La renegociación del NAFTA (por sus siglas en inglés o el TLC en español) ha estado presente desde hace casi un año cuando el ahora inquilino de la Casa Blanca lo volvió tema de su precampaña y luego de su campaña por la presidencia de Estados Unidos. El tema terminó convertido en ultimátum y amenaza de abandonar el tratado por -según él–, perjudicar gravemente los intereses norteamericanos y perdiendo la perspectiva de las ganancias obtenidas por sectores, como el automotriz de su país.

El caso y lo que importa es que no pudo, porque no podía hacerlo fast track, o sea de manera rápida y ha tenido que respetar los términos y plazos acordados en el propio instrumento internacional trilateral y además pasando obligatoriamente por su congreso.

Por otra parte, los funcionarios involucrados de los tres países, en tanto profesionales del servicio público que entienden de quÉ se trata y los sectores productivos han mantenido en vía paralela su propio diálogo e intercambio de puntos de vista. Es cierto también que algunas empresas automotrices cedieron a las presiones trumpianas y ha retirado sus inversiones previstas en nuestro país.

Como es cierto también, que en la coyuntura habrá que aprovecharla para modernizar el tratado incorporando nuevos temas, otorgando matices a otros ya previstos, solo que debe ser en una negociación seria, responsable, respetuosa, sin permitir arrogancia ni soberbia alguna. Es necesario construir consensos y equilibrios entre las tres partes.

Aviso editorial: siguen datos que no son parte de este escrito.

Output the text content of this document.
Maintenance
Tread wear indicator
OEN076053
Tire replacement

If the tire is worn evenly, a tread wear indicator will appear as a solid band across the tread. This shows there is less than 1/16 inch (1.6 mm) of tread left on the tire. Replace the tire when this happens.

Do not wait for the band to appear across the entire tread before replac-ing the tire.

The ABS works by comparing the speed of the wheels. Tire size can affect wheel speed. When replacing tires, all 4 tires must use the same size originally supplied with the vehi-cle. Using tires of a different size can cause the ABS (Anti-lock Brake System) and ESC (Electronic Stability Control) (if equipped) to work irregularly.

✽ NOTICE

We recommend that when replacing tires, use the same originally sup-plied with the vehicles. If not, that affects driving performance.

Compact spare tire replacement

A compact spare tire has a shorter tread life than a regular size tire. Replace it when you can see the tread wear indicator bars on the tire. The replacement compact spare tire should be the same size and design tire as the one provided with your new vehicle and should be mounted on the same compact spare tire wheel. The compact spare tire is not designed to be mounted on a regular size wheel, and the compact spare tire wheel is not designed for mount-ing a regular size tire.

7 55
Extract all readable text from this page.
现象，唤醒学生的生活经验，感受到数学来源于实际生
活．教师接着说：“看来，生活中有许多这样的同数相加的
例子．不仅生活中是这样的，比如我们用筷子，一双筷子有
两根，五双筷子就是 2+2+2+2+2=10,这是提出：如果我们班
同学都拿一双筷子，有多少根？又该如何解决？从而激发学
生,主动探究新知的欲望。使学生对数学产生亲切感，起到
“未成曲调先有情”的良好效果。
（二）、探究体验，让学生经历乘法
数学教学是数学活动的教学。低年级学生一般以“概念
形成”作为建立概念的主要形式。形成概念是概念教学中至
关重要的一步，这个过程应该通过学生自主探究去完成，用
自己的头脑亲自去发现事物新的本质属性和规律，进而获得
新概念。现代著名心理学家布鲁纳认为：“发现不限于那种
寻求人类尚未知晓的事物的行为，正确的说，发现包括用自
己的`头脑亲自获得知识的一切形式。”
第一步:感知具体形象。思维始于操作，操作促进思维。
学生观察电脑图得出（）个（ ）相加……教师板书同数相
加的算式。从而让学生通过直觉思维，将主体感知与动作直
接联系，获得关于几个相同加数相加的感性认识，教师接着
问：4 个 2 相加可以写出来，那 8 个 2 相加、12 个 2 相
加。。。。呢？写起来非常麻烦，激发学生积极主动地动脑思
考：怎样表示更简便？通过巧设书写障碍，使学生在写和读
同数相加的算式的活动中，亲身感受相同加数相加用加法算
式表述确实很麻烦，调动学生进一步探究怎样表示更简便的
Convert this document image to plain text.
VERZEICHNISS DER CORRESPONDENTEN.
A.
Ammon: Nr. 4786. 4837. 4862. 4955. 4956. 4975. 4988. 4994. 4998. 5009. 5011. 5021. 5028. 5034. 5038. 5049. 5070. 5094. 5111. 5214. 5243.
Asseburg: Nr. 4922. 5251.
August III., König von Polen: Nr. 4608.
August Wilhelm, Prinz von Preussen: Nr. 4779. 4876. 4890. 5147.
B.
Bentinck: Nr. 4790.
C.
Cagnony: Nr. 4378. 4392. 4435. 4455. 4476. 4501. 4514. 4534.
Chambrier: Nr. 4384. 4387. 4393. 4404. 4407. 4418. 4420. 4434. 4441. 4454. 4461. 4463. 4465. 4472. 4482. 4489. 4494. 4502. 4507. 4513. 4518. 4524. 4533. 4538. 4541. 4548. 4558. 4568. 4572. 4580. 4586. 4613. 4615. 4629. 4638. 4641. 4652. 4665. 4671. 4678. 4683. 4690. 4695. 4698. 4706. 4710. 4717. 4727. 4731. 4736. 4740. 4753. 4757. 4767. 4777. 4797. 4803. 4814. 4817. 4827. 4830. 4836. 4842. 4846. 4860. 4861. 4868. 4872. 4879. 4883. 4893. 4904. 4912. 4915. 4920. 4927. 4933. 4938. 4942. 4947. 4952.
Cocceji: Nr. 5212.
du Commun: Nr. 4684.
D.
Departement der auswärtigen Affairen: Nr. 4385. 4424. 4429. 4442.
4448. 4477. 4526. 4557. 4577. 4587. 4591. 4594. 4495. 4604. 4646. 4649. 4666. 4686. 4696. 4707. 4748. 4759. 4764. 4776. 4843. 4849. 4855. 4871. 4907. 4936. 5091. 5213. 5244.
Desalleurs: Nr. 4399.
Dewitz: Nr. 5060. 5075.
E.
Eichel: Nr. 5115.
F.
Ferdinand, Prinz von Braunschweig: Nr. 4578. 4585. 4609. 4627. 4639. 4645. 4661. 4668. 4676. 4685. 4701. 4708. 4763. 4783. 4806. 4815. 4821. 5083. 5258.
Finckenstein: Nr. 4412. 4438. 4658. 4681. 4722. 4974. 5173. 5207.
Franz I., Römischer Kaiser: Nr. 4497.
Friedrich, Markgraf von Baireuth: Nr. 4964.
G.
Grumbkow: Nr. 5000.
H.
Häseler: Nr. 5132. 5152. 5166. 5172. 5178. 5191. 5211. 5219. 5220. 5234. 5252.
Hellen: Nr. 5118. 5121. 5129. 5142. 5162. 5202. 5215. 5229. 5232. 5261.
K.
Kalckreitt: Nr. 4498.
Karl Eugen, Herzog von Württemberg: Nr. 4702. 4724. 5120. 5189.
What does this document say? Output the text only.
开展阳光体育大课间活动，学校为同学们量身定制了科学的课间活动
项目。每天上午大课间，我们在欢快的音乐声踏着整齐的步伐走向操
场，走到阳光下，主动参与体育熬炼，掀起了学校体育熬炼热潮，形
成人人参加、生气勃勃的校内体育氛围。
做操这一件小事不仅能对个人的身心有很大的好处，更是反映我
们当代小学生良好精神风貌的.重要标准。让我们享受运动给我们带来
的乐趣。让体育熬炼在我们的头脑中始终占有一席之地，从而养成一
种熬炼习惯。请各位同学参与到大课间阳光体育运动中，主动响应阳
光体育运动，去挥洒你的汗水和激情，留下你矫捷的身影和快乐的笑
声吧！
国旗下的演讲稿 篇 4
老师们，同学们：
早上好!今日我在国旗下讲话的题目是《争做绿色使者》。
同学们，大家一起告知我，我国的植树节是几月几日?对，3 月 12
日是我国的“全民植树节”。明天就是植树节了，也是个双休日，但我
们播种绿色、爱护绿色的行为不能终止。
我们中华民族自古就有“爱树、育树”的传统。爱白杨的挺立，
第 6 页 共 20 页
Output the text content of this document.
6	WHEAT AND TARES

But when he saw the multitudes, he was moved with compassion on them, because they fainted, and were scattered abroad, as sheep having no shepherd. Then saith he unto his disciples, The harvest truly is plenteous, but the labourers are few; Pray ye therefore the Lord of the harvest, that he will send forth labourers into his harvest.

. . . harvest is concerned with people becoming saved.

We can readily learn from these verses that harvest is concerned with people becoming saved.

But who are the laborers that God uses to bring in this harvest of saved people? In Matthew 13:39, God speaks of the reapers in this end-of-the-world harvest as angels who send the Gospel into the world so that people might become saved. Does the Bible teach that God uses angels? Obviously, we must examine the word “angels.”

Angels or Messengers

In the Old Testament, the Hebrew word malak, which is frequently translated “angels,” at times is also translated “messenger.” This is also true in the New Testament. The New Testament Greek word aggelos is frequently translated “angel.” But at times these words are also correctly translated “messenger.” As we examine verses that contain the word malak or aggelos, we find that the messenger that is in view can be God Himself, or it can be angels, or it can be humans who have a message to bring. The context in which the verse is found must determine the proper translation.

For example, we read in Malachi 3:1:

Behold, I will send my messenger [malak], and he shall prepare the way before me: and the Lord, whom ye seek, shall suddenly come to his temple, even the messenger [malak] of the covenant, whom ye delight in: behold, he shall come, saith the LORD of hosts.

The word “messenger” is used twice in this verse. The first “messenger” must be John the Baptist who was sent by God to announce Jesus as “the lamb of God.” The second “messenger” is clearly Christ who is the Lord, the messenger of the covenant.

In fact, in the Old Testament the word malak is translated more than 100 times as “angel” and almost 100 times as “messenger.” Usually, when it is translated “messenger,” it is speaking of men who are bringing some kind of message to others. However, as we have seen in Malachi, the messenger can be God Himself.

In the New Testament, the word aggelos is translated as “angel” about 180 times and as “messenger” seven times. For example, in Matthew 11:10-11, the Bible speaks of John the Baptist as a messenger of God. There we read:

En nuestro caso pasada la reacción inicial, las aguas se han serenado y quedo claro para todos que el jefe negociador y principal interlocutor será el secretario de Economía. Como también se ha perfilado la importancia vital que tiene y tendrá en las negociaciones el sector agroalimentario. Por lo pronto, los productores estadounidenses han presionado fuertemente a sus congresistas y al propio Trump.

En esa lógica se inscribe la reciente visita del secretario de Sagarpa, José Calzada Rovirosa, por invitación del nuevo secretario de Agricultura estadounidense Sonny Perdue. Por lo pronto, se trata de sostener el ritmo, mantener la inercia de los flujos comerciales del sector, que alcanzó un superávit de casi 30 mmdd el último año, dado que las negociaciones pudieran prolongarse y por otra parte, fijar temas y sus alcances para su revisión en las
negociaciones.

En la reunión celebrada en Georgia en casa del nuevo titular del USDA, asistió también el secretario de agricultura de Canadá y los tres coincidieron en reiterar el compromiso trilateral de los tres países de mantener los mercados abiertos y trasparentes, coincidieron en que el TLC ha sido benéfico para los productores agrícolas y pecuarios, así como, para los consumidores, además de que es generador de empleos y propicia disponibilidad de alimentos inocuos y económicos durante todos los meses del año.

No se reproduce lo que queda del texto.